13 November 2008 - 7:484 Languages you should learn in 2009
JavaScript
Best known for it use in client side web application, it was touted as a language that was supposed to be easier to learn than Java for non programmers. It has seen many ups and downs over the last 13 years since it was released, but it has never shown more promise than today. With almost every website becoming “Web 2.0ified”, the language is finally showing it’s strengths. Developers who think that JavaScript is simply a presentation layer language are going to miss out the ability to create really great applications.
Python
This language has been around for 17 years and has a tremendous following and deploy base. Though, for some reason, it always seems to be a language that takes a back seat to other more ‘enterprisey’ languages. It is one of two official languages used at Google and it does power a lot of their most profitable products. It’s also going thru a major point release that I am convinced is going to bring it to the front of dynamic language queue. 3.0 is guaranteed to break backwards computability but it’s doing so in order to dramatically clean up the language. It’s getting more DRY and obvious.
Erlang
After developing and becoming proficient with Object Oriented Languages for the last 10 years, I can’t express strongly enough how much joy it can be to develop with a functional language. Your mind is forced to think in different more creative ways. In Erlang, there is no looping construct (for, do-while, etc), but there is tail-recursion.

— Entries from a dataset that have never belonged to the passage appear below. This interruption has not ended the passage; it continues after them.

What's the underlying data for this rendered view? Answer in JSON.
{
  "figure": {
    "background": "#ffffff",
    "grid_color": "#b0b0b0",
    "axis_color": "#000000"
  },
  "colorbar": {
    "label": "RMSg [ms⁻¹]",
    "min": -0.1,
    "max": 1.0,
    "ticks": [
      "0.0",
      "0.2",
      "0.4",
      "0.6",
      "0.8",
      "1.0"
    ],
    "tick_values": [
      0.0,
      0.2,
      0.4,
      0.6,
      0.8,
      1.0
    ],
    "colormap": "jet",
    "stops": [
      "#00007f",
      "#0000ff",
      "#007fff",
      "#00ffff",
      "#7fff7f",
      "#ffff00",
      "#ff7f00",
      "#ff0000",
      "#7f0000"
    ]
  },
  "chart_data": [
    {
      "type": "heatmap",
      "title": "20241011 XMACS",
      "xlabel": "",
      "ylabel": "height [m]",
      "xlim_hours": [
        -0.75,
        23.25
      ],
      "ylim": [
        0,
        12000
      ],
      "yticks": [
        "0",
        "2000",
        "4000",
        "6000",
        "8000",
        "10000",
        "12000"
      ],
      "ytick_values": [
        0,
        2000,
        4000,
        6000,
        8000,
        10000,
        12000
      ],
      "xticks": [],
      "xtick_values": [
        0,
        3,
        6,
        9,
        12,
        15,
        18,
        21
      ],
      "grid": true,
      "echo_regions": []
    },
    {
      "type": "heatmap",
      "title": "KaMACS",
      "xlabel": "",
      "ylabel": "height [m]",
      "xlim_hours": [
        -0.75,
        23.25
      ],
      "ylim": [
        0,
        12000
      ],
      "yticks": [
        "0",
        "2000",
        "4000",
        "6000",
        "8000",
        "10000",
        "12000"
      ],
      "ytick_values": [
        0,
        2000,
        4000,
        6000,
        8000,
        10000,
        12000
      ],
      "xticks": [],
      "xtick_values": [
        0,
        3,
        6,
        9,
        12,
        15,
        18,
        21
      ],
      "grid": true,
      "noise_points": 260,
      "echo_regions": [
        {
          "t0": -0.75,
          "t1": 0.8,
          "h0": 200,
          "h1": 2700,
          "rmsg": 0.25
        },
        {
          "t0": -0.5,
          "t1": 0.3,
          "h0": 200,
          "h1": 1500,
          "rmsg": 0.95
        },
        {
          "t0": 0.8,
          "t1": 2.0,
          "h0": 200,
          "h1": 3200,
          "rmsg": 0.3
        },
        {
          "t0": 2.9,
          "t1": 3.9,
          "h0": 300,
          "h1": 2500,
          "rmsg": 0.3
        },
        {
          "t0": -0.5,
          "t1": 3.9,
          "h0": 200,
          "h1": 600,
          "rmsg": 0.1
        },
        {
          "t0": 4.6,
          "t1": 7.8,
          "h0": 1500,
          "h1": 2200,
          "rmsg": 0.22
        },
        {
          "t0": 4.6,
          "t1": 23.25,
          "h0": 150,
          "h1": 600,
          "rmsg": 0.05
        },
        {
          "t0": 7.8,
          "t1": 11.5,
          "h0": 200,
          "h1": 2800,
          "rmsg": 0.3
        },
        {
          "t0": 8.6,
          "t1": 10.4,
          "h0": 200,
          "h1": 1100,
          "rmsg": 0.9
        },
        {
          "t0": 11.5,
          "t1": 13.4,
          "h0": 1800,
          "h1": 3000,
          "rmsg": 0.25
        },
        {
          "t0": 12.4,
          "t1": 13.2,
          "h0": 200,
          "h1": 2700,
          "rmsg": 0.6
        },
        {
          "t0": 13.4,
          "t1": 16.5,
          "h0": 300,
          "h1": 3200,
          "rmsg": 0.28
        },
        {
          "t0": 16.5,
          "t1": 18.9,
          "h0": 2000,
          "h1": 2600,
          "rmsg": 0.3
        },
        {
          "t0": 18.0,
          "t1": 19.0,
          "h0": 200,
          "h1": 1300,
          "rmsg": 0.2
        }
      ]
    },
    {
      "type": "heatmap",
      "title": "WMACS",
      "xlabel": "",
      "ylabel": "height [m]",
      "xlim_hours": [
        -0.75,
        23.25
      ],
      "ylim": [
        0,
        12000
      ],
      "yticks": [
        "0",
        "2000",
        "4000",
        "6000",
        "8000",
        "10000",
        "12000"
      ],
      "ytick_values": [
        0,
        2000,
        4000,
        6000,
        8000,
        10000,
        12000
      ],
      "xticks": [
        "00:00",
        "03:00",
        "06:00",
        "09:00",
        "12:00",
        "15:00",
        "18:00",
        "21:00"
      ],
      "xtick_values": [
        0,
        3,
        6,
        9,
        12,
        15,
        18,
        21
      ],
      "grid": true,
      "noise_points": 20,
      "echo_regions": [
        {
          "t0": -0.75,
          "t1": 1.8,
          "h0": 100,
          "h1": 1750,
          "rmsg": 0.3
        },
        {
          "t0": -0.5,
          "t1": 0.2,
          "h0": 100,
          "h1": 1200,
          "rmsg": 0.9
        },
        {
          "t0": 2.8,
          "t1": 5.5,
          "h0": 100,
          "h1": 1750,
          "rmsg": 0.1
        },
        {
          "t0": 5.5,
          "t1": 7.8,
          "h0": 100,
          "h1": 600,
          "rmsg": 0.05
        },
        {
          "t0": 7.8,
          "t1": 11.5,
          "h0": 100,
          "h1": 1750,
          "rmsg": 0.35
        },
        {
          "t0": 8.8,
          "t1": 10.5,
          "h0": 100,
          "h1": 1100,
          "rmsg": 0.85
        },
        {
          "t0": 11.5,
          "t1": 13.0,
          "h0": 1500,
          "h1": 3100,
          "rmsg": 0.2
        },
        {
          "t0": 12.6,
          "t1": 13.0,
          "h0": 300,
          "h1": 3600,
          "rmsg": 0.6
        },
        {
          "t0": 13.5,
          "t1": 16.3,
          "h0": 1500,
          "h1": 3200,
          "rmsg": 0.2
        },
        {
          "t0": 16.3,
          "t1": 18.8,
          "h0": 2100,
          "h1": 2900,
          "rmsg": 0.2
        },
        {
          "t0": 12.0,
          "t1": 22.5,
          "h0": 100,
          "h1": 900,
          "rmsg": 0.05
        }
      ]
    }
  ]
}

There are no Objects, so how do you maintain state? There are no variables, only single assigned values. No such things as threads, but it’s a language that allows you to create highly concurrent and scalable systems.
Mandarin Cantonese, Hindi, Russian - Pick one
They are not programming languages, but they are important for two reasons:
- With the economic slow down, countries with emerging technology sectors and talented, well educated developers will be getting a second look as a means of cutting applicationd development costs. Don’t think major outsourcing, think one-off employment opportunities and telecommuting. You’re next pair-programmer just might be an ocean away discussing data structures over iChat.
- This is by far the most important reason to learn a second language - You’re doing something that is different that developing application. For the love of all things Holy, get off your ass and do something else!